Monstres sacrés – L’édito de Christophe Bonnefoy
On aurait presque un peu tendance à voir en tout artiste disparu un monstre sacré. Ils ne le sont pas tous. Mais il faut avouer que ces derniers mois, ces dernières années même, de sacrées pointures ont laissé orphelin le monde de l’art. Du cinéma ou de la musique, entre autres. Du cinéma grand public au plus élitiste. De la musique populaire à la plus ciblée.

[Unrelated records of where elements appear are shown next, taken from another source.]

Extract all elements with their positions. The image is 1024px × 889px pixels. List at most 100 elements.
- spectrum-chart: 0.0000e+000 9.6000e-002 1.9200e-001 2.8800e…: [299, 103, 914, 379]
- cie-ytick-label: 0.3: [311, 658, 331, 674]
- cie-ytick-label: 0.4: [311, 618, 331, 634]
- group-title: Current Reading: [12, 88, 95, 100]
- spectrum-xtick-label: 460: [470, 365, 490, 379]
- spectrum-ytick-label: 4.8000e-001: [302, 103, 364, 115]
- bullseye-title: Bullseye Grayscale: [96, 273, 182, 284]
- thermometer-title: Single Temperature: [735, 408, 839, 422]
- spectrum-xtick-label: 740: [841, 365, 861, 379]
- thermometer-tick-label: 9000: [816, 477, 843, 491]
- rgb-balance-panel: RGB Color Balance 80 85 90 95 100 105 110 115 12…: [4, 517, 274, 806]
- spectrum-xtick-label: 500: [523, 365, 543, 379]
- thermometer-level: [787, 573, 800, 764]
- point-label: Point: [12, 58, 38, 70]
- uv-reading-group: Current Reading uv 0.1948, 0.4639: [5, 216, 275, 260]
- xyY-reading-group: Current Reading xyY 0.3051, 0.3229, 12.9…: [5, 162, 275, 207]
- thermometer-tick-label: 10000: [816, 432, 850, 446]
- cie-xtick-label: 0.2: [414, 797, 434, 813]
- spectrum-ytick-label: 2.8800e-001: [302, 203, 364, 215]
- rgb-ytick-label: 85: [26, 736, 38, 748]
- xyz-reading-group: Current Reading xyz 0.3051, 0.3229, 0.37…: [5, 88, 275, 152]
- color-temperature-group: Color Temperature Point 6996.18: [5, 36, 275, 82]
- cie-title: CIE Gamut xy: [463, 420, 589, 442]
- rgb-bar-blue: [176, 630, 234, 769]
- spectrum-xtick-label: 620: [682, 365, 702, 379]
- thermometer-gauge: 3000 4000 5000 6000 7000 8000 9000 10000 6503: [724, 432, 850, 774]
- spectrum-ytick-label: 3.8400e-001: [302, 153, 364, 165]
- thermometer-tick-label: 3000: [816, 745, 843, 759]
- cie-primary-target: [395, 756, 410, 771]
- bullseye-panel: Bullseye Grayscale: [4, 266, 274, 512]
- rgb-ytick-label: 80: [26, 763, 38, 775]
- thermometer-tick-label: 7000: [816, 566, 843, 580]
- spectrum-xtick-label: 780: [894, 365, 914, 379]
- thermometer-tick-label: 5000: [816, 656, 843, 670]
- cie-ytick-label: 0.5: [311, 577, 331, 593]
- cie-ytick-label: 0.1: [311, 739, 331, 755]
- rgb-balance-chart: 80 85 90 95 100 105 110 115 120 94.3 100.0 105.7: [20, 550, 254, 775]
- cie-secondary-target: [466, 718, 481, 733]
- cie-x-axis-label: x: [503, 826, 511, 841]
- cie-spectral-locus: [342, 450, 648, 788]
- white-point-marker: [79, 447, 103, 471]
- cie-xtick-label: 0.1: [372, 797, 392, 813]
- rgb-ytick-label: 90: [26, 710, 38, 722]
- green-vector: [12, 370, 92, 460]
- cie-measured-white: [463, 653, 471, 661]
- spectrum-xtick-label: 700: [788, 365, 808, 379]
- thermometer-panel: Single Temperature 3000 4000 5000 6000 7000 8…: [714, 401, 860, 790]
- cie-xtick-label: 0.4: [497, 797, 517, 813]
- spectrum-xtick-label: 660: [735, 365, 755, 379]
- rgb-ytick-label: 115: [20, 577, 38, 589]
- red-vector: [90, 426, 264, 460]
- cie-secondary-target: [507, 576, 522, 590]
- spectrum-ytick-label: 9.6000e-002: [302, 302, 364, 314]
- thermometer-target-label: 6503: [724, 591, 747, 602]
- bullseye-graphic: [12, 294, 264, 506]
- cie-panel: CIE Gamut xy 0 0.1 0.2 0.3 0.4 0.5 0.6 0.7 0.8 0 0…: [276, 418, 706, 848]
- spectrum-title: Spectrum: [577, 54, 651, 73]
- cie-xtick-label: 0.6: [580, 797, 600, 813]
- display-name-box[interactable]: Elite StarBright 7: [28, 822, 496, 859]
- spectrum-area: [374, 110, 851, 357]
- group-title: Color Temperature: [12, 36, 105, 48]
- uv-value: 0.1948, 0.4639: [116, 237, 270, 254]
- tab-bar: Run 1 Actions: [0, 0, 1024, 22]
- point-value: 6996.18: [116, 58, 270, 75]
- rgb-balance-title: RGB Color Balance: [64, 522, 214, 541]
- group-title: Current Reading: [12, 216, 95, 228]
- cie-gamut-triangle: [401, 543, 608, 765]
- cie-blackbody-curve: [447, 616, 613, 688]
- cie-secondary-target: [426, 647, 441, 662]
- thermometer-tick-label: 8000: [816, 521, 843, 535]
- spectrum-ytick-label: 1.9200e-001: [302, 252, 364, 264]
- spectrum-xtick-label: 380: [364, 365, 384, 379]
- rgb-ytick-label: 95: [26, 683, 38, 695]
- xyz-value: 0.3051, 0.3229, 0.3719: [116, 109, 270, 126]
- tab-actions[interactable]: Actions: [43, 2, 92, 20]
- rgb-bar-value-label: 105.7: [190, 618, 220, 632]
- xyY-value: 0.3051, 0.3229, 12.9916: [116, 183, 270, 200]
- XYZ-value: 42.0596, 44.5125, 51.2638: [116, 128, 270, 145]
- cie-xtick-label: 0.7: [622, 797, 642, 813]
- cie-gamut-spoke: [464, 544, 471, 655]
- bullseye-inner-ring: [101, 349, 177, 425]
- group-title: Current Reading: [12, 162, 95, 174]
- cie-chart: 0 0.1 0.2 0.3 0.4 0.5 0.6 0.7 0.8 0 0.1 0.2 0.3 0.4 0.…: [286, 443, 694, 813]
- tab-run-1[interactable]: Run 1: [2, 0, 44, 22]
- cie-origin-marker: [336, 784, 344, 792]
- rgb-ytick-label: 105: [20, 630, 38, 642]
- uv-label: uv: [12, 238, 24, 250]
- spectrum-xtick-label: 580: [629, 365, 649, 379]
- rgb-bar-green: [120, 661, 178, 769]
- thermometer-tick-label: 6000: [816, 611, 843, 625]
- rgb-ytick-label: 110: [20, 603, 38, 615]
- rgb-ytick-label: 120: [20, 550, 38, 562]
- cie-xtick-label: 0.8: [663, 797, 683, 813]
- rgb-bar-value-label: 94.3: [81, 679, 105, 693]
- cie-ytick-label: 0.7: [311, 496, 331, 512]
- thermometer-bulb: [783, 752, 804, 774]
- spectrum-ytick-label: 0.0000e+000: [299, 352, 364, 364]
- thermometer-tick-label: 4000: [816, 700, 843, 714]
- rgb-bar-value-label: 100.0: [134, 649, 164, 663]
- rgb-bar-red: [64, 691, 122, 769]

Lucky Peterson, magicien du
blues, s’est éteint à l’âge de 55 ans. Il était l’un des plus reconnus dans le
monde. Les Langrois s’en souviennent, il leur avait fait passer des instants
inoubliables.
Michel Piccoli, lui, s’est détaché des Choses de la vie pour s’en aller vers le
repos éternel. Il avait 94 ans.
Tous deux étaient et
resteront des monstres sacrés.
Piccoli, sur le grand écran, c’était un peu celui qu’on adore détester. Pas
forcément chaleureux, le plus souvent distant en apparence. Pas un comique, plutôt
cynique. Mais quel jeu ! Quelle présence ! Quel charisme ! Le
hasard ne fait jamais mal les choses, dans le monde du 7e Art. Ça n’en
est pas un, s’il avait côtoyé artistiquement Philippe Noiret, Marcello
Mastroianni, Annie Girardot, Catherine Deneuve ou encore l’immense Romy
Schneider. Ça n’en était pas plus un s’il fut à l’affiche des “Demoiselles de
Rochefort”, de “Belle de jour”, de l’inoubliable “Max et les ferrailleurs” ou
de l’incontournable “Sept morts sur ordonnance”. Et plus récemment de l’impressionnant
“Habemus papam”.
L’époque, compliquée, nous ramène parfois, notamment en matière de musique ou de cinéma, à ces choses que l’on connaît, que l’on apprécie, qui nous rassurent. Peterson le bluesman, Piccoli le comédien étaient de ceux que l’on aime retrouver. Des acteurs de ces “belles choses” – de la vie – qui ne s’effacent jamais.